Auch der Verband kommunaler Unternehmen (VKU), der die Interessen der Stadtwerke vertritt, zeigt sich besorgt. „Die Lage ist extrem angespannt“, erklärt der VKU. „Generell sind Stadtwerke in einer Sandwich-Position: Sie sind abhängig von ihrem Vorlieferanten und haben gleichzeitig gegenüber ihren Kunden Lieferverpflichtungen.“ Die Stadtwerke müssten „laufend neu und zu deutlich höheren Preisen Energie einkaufen, bei gleichzeitig steigenden Besicherungsanforderungen“, die in der Branche als eine Art Kaution anfallen. „Auf der Kundenseite besteht zudem die Gefahr von Zahlungsausfällen. Diese Dimension hängt davon ab, wie das angekündigte Entlastungsprogramm für Verbraucher, Gewerbe und Industrie wirkt.“
Hilfsanfragen über zweistelligen Milliardenbetrag
Dass zusehens Endkundenversorger unter Druck geraten, ist in Habecks Wirtschaftsministerium längst angekommen. Es hat Mitte Juni das so genannte „Margining“-Programm aufgelegt, das sind KfW-Kredite für Energieunternehmen, die derzeit Gas und Strom an den teuren Tagesmärkten einkaufen müssen, um ihre Kunden weiter versorgen zu können. Die dafür an den Terminbörsen zu hinterlegenden Sicherheiten sind mit den Preisen derart gestiegen, dass viele Unternehmen sie nicht mehr aus ihren verfügbaren Mitteln finanzieren können.
Es lägen „diverse Anträge zur Liquiditätsüberbrückung“ vor, zitiert das Handelsblatt aus einem internen Ministeriums-Papier, „das Volumen der Anträge umfasst einen niedrigen zweistelligen Milliardenbetrag“, heißt es darin weiter. Das Wirtschaftsministerium bestätigte diesen Wert am Dienstag auf Anfrage nicht, verwies aber auf das laufende Programm, das genau dafür gedacht sei.
VkU hält Margining-Rettungsschirm für unzureichend
Der Verband kommunaler Unternehmen (VkU), der die Stadtwerke vertritt, hält diesen Margining-Rettungsschirm für „generell richtig“, aber nicht zielgenau, weil er sich auf den Börsenstromhandel beschränke und den außerbörslichen Energiehandel ausklammere, an dem nicht nur die Stadtwerke den größten Teil ihrer Energie einkauften.
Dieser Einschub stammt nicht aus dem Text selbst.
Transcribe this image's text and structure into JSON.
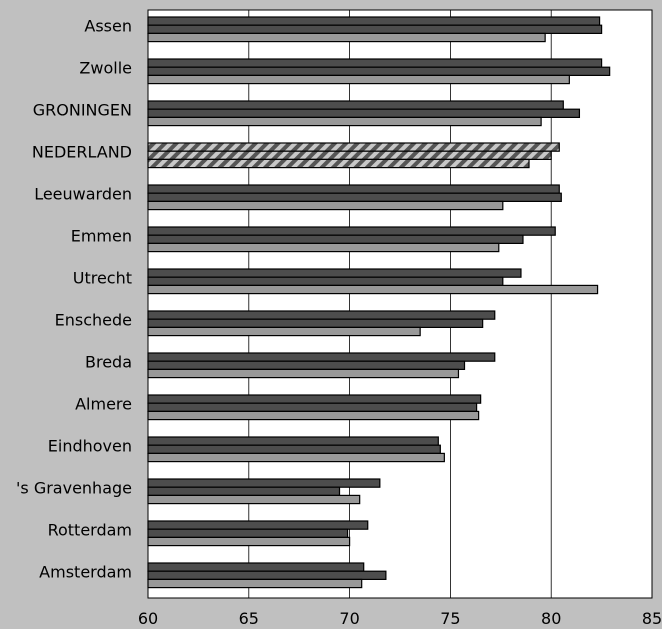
{
  "chart_data": {
    "type": "bar",
    "orientation": "horizontal",
    "title": "",
    "xlabel": "",
    "ylabel": "",
    "xlim": [
      60,
      85
    ],
    "xticks": [
      60,
      65,
      70,
      75,
      80,
      85
    ],
    "gridlines": {
      "x": true,
      "y": false
    },
    "legend": "none",
    "categories": [
      "Assen",
      "Zwolle",
      "GRONINGEN",
      "NEDERLAND",
      "Leeuwarden",
      "Emmen",
      "Utrecht",
      "Enschede",
      "Breda",
      "Almere",
      "Eindhoven",
      "'s Gravenhage",
      "Rotterdam",
      "Amsterdam"
    ],
    "highlighted_category": "NEDERLAND",
    "series": [
      {
        "values": [
          82.4,
          82.5,
          80.6,
          80.4,
          80.4,
          80.2,
          78.5,
          77.2,
          77.2,
          76.5,
          74.4,
          71.5,
          70.9,
          70.7
        ]
      },
      {
        "values": [
          82.5,
          82.9,
          81.4,
          80.0,
          80.5,
          78.6,
          77.6,
          76.6,
          75.7,
          76.3,
          74.5,
          69.5,
          69.9,
          71.8
        ]
      },
      {
        "values": [
          79.7,
          80.9,
          79.5,
          78.9,
          77.6,
          77.4,
          82.3,
          73.5,
          75.4,
          76.4,
          74.7,
          70.5,
          70.0,
          70.6
        ]
      }
    ],
    "colors": {
      "plot_background": "#ffffff",
      "page_background": "#c0c0c0",
      "series_fills": [
        "#4d4d4d",
        "#4d4d4d",
        "#999999"
      ],
      "bar_outline": "#000000",
      "highlight_stripe_light": "#c8c8c8",
      "highlight_stripe_dark": "#555555",
      "gridline": "#000000"
    }
  }
}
Zudem machten es „die strikten Zugangsbedingungen Stadtwerken aktuell fast unmöglich, am Margining-Rettungsschirm zu partizipieren“, kritisiert der VkU.
Bisher stützt der Staat vor allem den Düsseldorfer Uniper-Konzern, der als größter deutscher Gasimporteur nach eigenen Angaben ohne die Staatshilfe bereits insolvent wäre. Das Rettungspaket umfasst insgesamt 15 Milliarden Euro, Uniper hat aber unlängst nach weiteren vier Milliarden Euro an KfW-Krediten gebeten.